Photo: The Berg Collection, NYPL
Born in Belgium in 1912 and raised in the United States, May Sarton was a writer who mastered various literary forms during her career, from evocative poetry and compelling novels through to a number of deeply introspective journals in her later decades. One of her greatest is Journal of a Solitude, kept over the course of a year as she neared her 60th birthday, living alone in the town of Nelson, New Hampshire, whilst struggling with depression. Gentle, insightful, and beautifully written, it’s a profound exploration of Sarton’s struggles and anxieties, and the solitary existence that both challenged and nurtured her process.
The Diary Entry
[18th January 1971]
A strange empty day.
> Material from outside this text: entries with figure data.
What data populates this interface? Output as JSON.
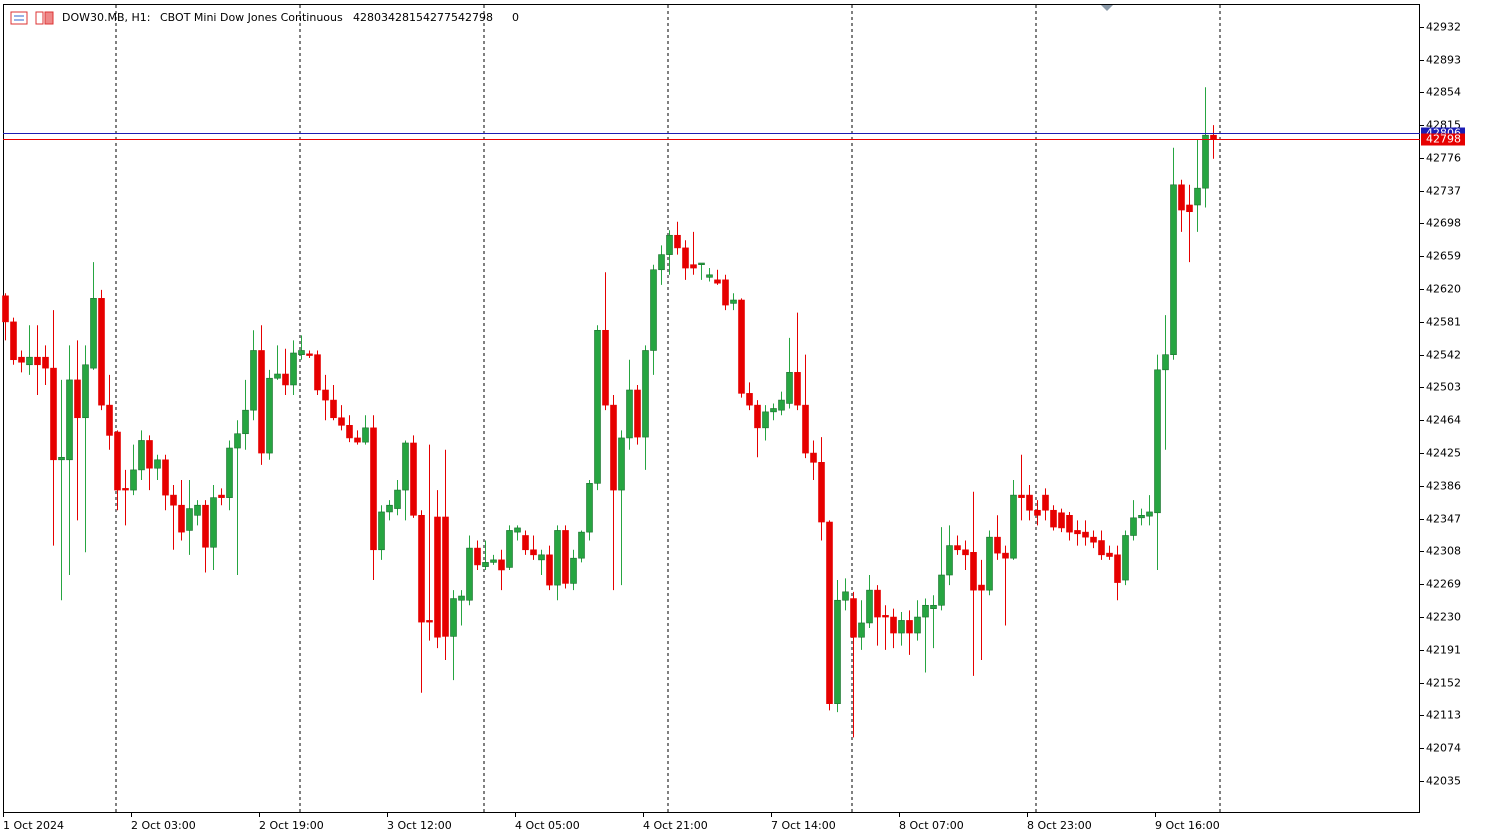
{
  "chart_data": {
    "type": "candlestick",
    "header": {
      "symbol": "DOW30.MB, H1:",
      "description": "CBOT Mini Dow Jones Continuous",
      "values": [
        42803,
        42815,
        42775,
        42798,
        0
      ]
    },
    "categories": [
      "1 Oct 2024",
      null,
      null,
      null,
      null,
      null,
      null,
      null,
      null,
      null,
      null,
      null,
      null,
      null,
      null,
      null,
      "2 Oct 03:00",
      null,
      null,
      null,
      null,
      null,
      null,
      null,
      null,
      null,
      null,
      null,
      null,
      null,
      null,
      null,
      "2 Oct 19:00",
      null,
      null,
      null,
      null,
      null,
      null,
      null,
      null,
      null,
      null,
      null,
      null,
      null,
      null,
      null,
      "3 Oct 12:00",
      null,
      null,
      null,
      null,
      null,
      null,
      null,
      null,
      null,
      null,
      null,
      null,
      null,
      null,
      null,
      "4 Oct 05:00",
      null,
      null,
      null,
      null,
      null,
      null,
      null,
      null,
      null,
      null,
      null,
      null,
      null,
      null,
      null,
      "4 Oct 21:00",
      null,
      null,
      null,
      null,
      null,
      null,
      null,
      null,
      null,
      null,
      null,
      null,
      null,
      null,
      null,
      "7 Oct 14:00",
      null,
      null,
      null,
      null,
      null,
      null,
      null,
      null,
      null,
      null,
      null,
      null,
      null,
      null,
      null,
      "8 Oct 07:00",
      null,
      null,
      null,
      null,
      null,
      null,
      null,
      null,
      null,
      null,
      null,
      null,
      null,
      null,
      null,
      "8 Oct 23:00",
      null,
      null,
      null,
      null,
      null,
      null,
      null,
      null,
      null,
      null,
      null,
      null,
      null,
      null,
      null,
      "9 Oct 16:00",
      null,
      null,
      null,
      null,
      null,
      null,
      null
    ],
    "open": [
      42612,
      42581,
      42539,
      42530,
      42539,
      42539,
      42526,
      42417,
      42417,
      42512,
      42467,
      42526,
      42609,
      42482,
      42450,
      42383,
      42381,
      42405,
      42440,
      42407,
      42417,
      42375,
      42363,
      42333,
      42351,
      42363,
      42313,
      42375,
      42372,
      42431,
      42448,
      42476,
      42547,
      42425,
      42514,
      42519,
      42506,
      42542,
      42543,
      42542,
      42500,
      42488,
      42467,
      42458,
      42443,
      42438,
      42455,
      42310,
      42355,
      42359,
      42381,
      42437,
      42351,
      42226,
      42349,
      42349,
      42207,
      42250,
      42250,
      42312,
      42290,
      42295,
      42298,
      42289,
      42331,
      42327,
      42310,
      42298,
      42304,
      42268,
      42333,
      42270,
      42300,
      42331,
      42389,
      42571,
      42482,
      42381,
      42443,
      42500,
      42444,
      42547,
      42643,
      42661,
      42684,
      42669,
      42649,
      42649,
      42634,
      42631,
      42631,
      42603,
      42607,
      42496,
      42482,
      42455,
      42474,
      42476,
      42484,
      42521,
      42482,
      42425,
      42414,
      42343,
      42127,
      42250,
      42252,
      42206,
      42223,
      42262,
      42232,
      42230,
      42211,
      42226,
      42211,
      42230,
      42240,
      42244,
      42280,
      42315,
      42310,
      42307,
      42268,
      42262,
      42325,
      42306,
      42300,
      42375,
      42375,
      42357,
      42375,
      42357,
      42354,
      42351,
      42333,
      42331,
      42325,
      42321,
      42306,
      42304,
      42274,
      42327,
      42348,
      42350,
      42354,
      42524,
      42542,
      42744,
      42720,
      42720,
      42740,
      42803
    ],
    "high": [
      42615,
      42586,
      42547,
      42577,
      42577,
      42553,
      42595,
      42512,
      42553,
      42559,
      42553,
      42652,
      42619,
      42518,
      42452,
      42405,
      42435,
      42452,
      42446,
      42423,
      42423,
      42387,
      42393,
      42393,
      42369,
      42369,
      42387,
      42383,
      42440,
      42464,
      42512,
      42571,
      42577,
      42524,
      42553,
      42549,
      42559,
      42565,
      42547,
      42547,
      42518,
      42506,
      42482,
      42470,
      42452,
      42470,
      42470,
      42363,
      42369,
      42393,
      42440,
      42446,
      42357,
      42435,
      42381,
      42429,
      42262,
      42262,
      42327,
      42321,
      42321,
      42304,
      42310,
      42339,
      42339,
      42333,
      42327,
      42310,
      42315,
      42339,
      42339,
      42310,
      42333,
      42393,
      42577,
      42640,
      42494,
      42452,
      42536,
      42506,
      42553,
      42649,
      42672,
      42690,
      42700,
      42678,
      42688,
      42651,
      42645,
      42643,
      42637,
      42615,
      42609,
      42509,
      42488,
      42482,
      42484,
      42498,
      42562,
      42592,
      42542,
      42440,
      42444,
      42345,
      42274,
      42276,
      42260,
      42250,
      42280,
      42268,
      42244,
      42240,
      42236,
      42238,
      42250,
      42252,
      42256,
      42337,
      42339,
      42327,
      42321,
      42379,
      42298,
      42333,
      42351,
      42315,
      42393,
      42423,
      42387,
      42369,
      42383,
      42363,
      42359,
      42355,
      42345,
      42345,
      42333,
      42333,
      42315,
      42315,
      42333,
      42369,
      42359,
      42375,
      42542,
      42589,
      42788,
      42750,
      42744,
      42798,
      42860,
      42815
    ],
    "low": [
      42559,
      42530,
      42521,
      42518,
      42494,
      42506,
      42315,
      42250,
      42280,
      42345,
      42307,
      42524,
      42476,
      42429,
      42357,
      42339,
      42375,
      42393,
      42381,
      42393,
      42357,
      42310,
      42321,
      42304,
      42339,
      42283,
      42286,
      42363,
      42357,
      42280,
      42429,
      42464,
      42411,
      42417,
      42512,
      42494,
      42494,
      42536,
      42538,
      42494,
      42464,
      42464,
      42452,
      42438,
      42435,
      42435,
      42274,
      42298,
      42345,
      42351,
      42345,
      42348,
      42140,
      42202,
      42193,
      42179,
      42155,
      42220,
      42244,
      42286,
      42286,
      42292,
      42262,
      42286,
      42321,
      42304,
      42298,
      42280,
      42262,
      42250,
      42264,
      42262,
      42295,
      42321,
      42381,
      42476,
      42262,
      42268,
      42429,
      42435,
      42405,
      42518,
      42625,
      42637,
      42661,
      42631,
      42637,
      42631,
      42629,
      42625,
      42595,
      42595,
      42491,
      42476,
      42420,
      42440,
      42464,
      42470,
      42478,
      42476,
      42419,
      42393,
      42321,
      42119,
      42117,
      42238,
      42087,
      42191,
      42217,
      42196,
      42191,
      42193,
      42196,
      42185,
      42202,
      42164,
      42193,
      42238,
      42268,
      42304,
      42286,
      42160,
      42179,
      42256,
      42298,
      42220,
      42298,
      42345,
      42345,
      42339,
      42345,
      42333,
      42331,
      42321,
      42315,
      42315,
      42312,
      42298,
      42298,
      42250,
      42268,
      42321,
      42339,
      42339,
      42286,
      42429,
      42536,
      42688,
      42652,
      42688,
      42717,
      42775
    ],
    "close": [
      42581,
      42536,
      42533,
      42539,
      42530,
      42526,
      42417,
      42420,
      42512,
      42467,
      42530,
      42609,
      42482,
      42446,
      42381,
      42381,
      42405,
      42440,
      42407,
      42417,
      42375,
      42363,
      42331,
      42359,
      42363,
      42313,
      42372,
      42372,
      42431,
      42448,
      42476,
      42547,
      42425,
      42514,
      42519,
      42506,
      42544,
      42547,
      42541,
      42500,
      42488,
      42467,
      42458,
      42443,
      42438,
      42455,
      42310,
      42355,
      42363,
      42381,
      42437,
      42351,
      42224,
      42224,
      42206,
      42207,
      42252,
      42255,
      42312,
      42292,
      42295,
      42298,
      42286,
      42333,
      42336,
      42310,
      42304,
      42304,
      42268,
      42333,
      42270,
      42300,
      42331,
      42389,
      42571,
      42482,
      42381,
      42443,
      42500,
      42444,
      42547,
      42643,
      42661,
      42684,
      42669,
      42645,
      42645,
      42651,
      42637,
      42627,
      42601,
      42607,
      42496,
      42482,
      42455,
      42474,
      42478,
      42488,
      42521,
      42482,
      42425,
      42414,
      42343,
      42127,
      42250,
      42260,
      42206,
      42223,
      42262,
      42230,
      42230,
      42211,
      42226,
      42211,
      42230,
      42244,
      42244,
      42280,
      42315,
      42310,
      42304,
      42262,
      42262,
      42325,
      42306,
      42300,
      42375,
      42372,
      42357,
      42351,
      42357,
      42337,
      42336,
      42331,
      42329,
      42325,
      42319,
      42304,
      42302,
      42271,
      42327,
      42348,
      42351,
      42355,
      42524,
      42542,
      42744,
      42714,
      42712,
      42740,
      42803,
      42798
    ],
    "up_color": "#26a541",
    "down_color": "#e60000",
    "price_lines": [
      {
        "value": 42806,
        "color": "#1c1cb4"
      },
      {
        "value": 42798,
        "color": "#e60000"
      }
    ],
    "ylim": [
      41997,
      42959
    ],
    "yticks": [
      42035,
      42074,
      42113,
      42152,
      42191,
      42230,
      42269,
      42308,
      42347,
      42386,
      42425,
      42464,
      42503,
      42542,
      42581,
      42620,
      42659,
      42698,
      42737,
      42776,
      42815,
      42854,
      42893,
      42932
    ]
  }
}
I did not feel well, lay around, looked at daffodils against the white walls, and twice thought I must be having hallucinations because of their extraordinary scent that goes from room to room. I always forget how important the empty days are, how important it may be sometimes not to expect to produce anything, even a few lines in a journal. I am still pursued by a neurosis about work inherited from my father. A day where one has not pushed oneself to the limit seems a damaged damaging day, a sinful day. Not so! The most valuable thing we can do for the psyche, occasionally, is to let it rest, wander, live in the changing light of a room, not try to be or do anything whatever. Tonight I do feel in a state of grace, limbered up, less strained. Before supper I was able to begin to sort out poems of the last two years … there is quite a bunch. For my sixtieth birthday I intend to publish sixty new poems and, as I see it now, it will be a book of chiefly love poems. Sixty at Sixty, I call it, for fun.
Further Reading
The entry above comes from Journal of a Solitude, which is probably her most famous journal. But there are others, like The House by the Sea: A Journal, Recovering: A Journal, and At Seventy: A Journal, and I would recommend them all.